When Do Men Wear a Tie and When Don't We

The first thing I noticed when Tiger Woods stepped from behind the blue curtain at PGA Headquarters on Friday morning, to make his first public address in more than two months, was "He's not wearing a tie." I have had an appreciation for the tie since I spent 4 straight hours teaching myself how to tie a perfect double windsor knot from a "How to Tie a Tie" pamphlet back in freshman year of high school. (Yes, that's a true story. And I still have that pamphlet.) However, I have yet to read a pamphlet, manual or bumper sticker that instructs a man when to wear a tie and when to go more casual with an open button. Why exactly don't they teach these things in school?

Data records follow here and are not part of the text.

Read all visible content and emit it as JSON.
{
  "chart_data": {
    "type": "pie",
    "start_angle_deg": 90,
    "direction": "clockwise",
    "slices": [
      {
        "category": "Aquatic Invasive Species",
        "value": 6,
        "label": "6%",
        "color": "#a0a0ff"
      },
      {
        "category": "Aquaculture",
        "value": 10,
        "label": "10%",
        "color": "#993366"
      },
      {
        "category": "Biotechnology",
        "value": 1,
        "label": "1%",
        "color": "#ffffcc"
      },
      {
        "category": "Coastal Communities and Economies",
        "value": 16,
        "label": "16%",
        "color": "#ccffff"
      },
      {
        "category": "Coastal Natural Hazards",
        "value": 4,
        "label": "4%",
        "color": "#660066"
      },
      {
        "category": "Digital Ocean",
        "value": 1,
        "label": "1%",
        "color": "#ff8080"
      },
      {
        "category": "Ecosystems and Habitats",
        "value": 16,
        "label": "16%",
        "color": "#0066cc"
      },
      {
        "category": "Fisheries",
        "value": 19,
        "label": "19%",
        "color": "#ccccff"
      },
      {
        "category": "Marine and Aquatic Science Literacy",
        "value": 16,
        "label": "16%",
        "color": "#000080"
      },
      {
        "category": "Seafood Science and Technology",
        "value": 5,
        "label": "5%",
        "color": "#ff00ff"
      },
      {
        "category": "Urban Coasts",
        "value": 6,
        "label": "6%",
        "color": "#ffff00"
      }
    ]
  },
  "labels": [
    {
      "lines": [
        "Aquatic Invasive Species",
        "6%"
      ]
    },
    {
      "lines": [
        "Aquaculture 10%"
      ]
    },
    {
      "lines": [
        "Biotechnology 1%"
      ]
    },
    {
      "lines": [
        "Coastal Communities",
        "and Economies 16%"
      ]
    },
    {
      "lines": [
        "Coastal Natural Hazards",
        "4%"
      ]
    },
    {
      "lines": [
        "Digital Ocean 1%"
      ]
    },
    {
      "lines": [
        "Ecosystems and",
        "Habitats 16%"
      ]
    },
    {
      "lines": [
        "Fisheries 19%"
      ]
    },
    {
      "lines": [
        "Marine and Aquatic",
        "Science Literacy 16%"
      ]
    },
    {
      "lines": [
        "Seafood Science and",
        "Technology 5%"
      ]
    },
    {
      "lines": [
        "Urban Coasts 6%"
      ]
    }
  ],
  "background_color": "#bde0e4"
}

I've lived by one credo in my life - "If wearing a Sports or Suit Jacket always put a tie in the pocket just in case." However, whenever faced with a confidence in credo problem (as Tiger has these past few months), it helps to have some rules of thumb in place.



Wear a tie:


Weddings and Funerals: I'm pretty sure ties were invented for such occasions, and only worn for these occasions, until Brooks Brothers came on the scene and made it into a multi-billion dollar business.

Baptisms, Confirmations and prominent Church-related activities: Most children involved in prominent Church-related activities are wearing some kind of a special robe. Rule of life - don't ever let an infant or kid outdress you in Church. Wear a tie.

Board Room Presentation: If for no other than reason than you will want to take the edge off when you finish your presentation, and what's the most natural way to take the edge off? Loosening a tie. Drink always come second. Don't skip steps.

Job Interview: You want your interviewer to think "Hey, you know, you really wore that tie because of social convention and professional standards, but I kinda feel like you wore it for me and I appreciate it."

Meeting the President of the United States, First Lady, Queen of England, Head of State, etc: When leaving an impression on royalty or high-powered people, you always have a better chance of being remembered if you wear a sharp-looking tie. Skinny white guys can't rely on looks alone to leave an impression. Hypothetically, if I met the First Lady and her Chief of Staff at an event, do I stand a better chance of being remembered with tie or no tie? Let's break that down using the following hypothetical exchange:

Scenario 1: No tie

First Lady Chief of Staff: Did you meet Sean?
First Lady: Who? Not that skinny guy eating all of the shrimp?

Scenario 2: Tie

First Lady Chief of Staff: Did you meet Sean?
First Lady: Oh, the guy in the light blue tie with red starbursts? What a handsome young man.

Don't Wear a tie:

Public Apology about your Mistresses: I think no tie was a good call for Tiger. As mentioned above, a tie reminds people of weddings and religious activities (tie would have only equaled bad irony for Tiger), and doesn't convey the kind humbleness you want in a public apology about mistresses. In fact going one step further, Tiger even made the right button choice. If he goes open collar and leaves the top button unbottoned, he doesn't come across solemn enough. That apology could only have been delivered with no tie and top button closed down.

Meeting a member of the Presidential Cabinet or Deputy Administration staff: if Cabinet members or deputy staff worked a little harder in life, they could have been President. Same goes for my wardrobe - could have worked a little harder but I'm a little more comfortable breathing this way.

Meeting the Parents of a significant other for the first time: Ask yourself this question, if you are going to a place where it's expected that you wear a tie and, at this place, you will be meeting the parents of a significant other for the first time, are you really set up for success? I say no. Do a pre-emptive invite for casual dinner the night before (if tie-mandatory venue is in the morning) or breakfast (if in the afternoon/evening). If unavoidable, well, you better wear that tie. See rules for Wedding, Funerals, Church-related activities, Job Interviews and meeting royalty.